Tangerang Selatan, HALOBANTEN.COM – Baru reda aksi warga Kelurahan Muncul Kecamatan Setu yang menolak rencana penutupan jalan Raya Serpong-Parung oleh Badan Riset dan Inovasi Nasional (BRIN), kini giliran ratusan ilmuan pensiunan pegawai Puspiptek aksi lakukan penolakan.
Namun para ilmuan ini bukan hanya menolak penutupan jalan Serpong – Parung yang melintasi kawasan BRIN saja. Mereka juga menolak upaya pengusiran dan pengosongan rumah dinas di kawasan Puspiptek oleh BRIN.
Penolakan itu mereka sampaikan saat acara halal bihalal Persatuan Pioner Penghuni Rumah Dinas Puspiptek, di Masjid Bahrul Ulum, kawasan BRIN Kecamatan Setu, Kota Tangsel, Banten, Sabtu (27/4/2024).
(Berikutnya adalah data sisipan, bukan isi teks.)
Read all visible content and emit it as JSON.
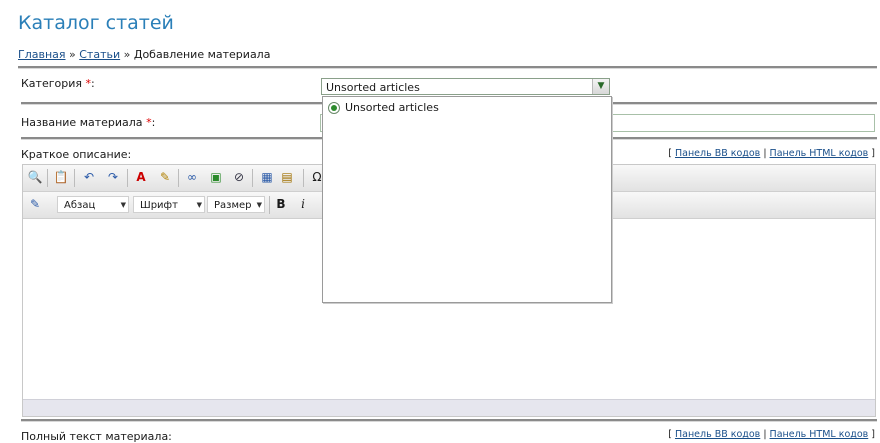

Teguran pengosongan rumah dinas di Puspiptek itu dilayangkan BRIN kepada semua penghuni rumah dinas. Dalam surat teguran tersebut, BRIN meminta agar penghuni rumah segera mengosongkan dan mengembalikan serta menyerahkan kunci rumah negara BRIN paling lambat tanggal 15 Mei 2024.
Surat teguran yang kesekian kalinya itu ditandatangani oleh Sekretaris Utama BRIN, Nur Tri Aries Suestiningtyas.
Salah satu warga, Achiar Oemry mengatakan, terkait penolakannya terhadap rencana BRIN menutup Jalan Raya Serpong – Parung yang membelah kawasan BRIN, itu sangat mendasar karena jalan tersebut milik Pemprov Banten dan bukan milik BRIN.
Sebelum tahun 1965, jalan Raya Serpong – Parung memang sudah ada.
Dia mengaku tidak habis pikir kenapa tiba-tiba sekarang jalan itu diklaim sebagai aset milik BRIN.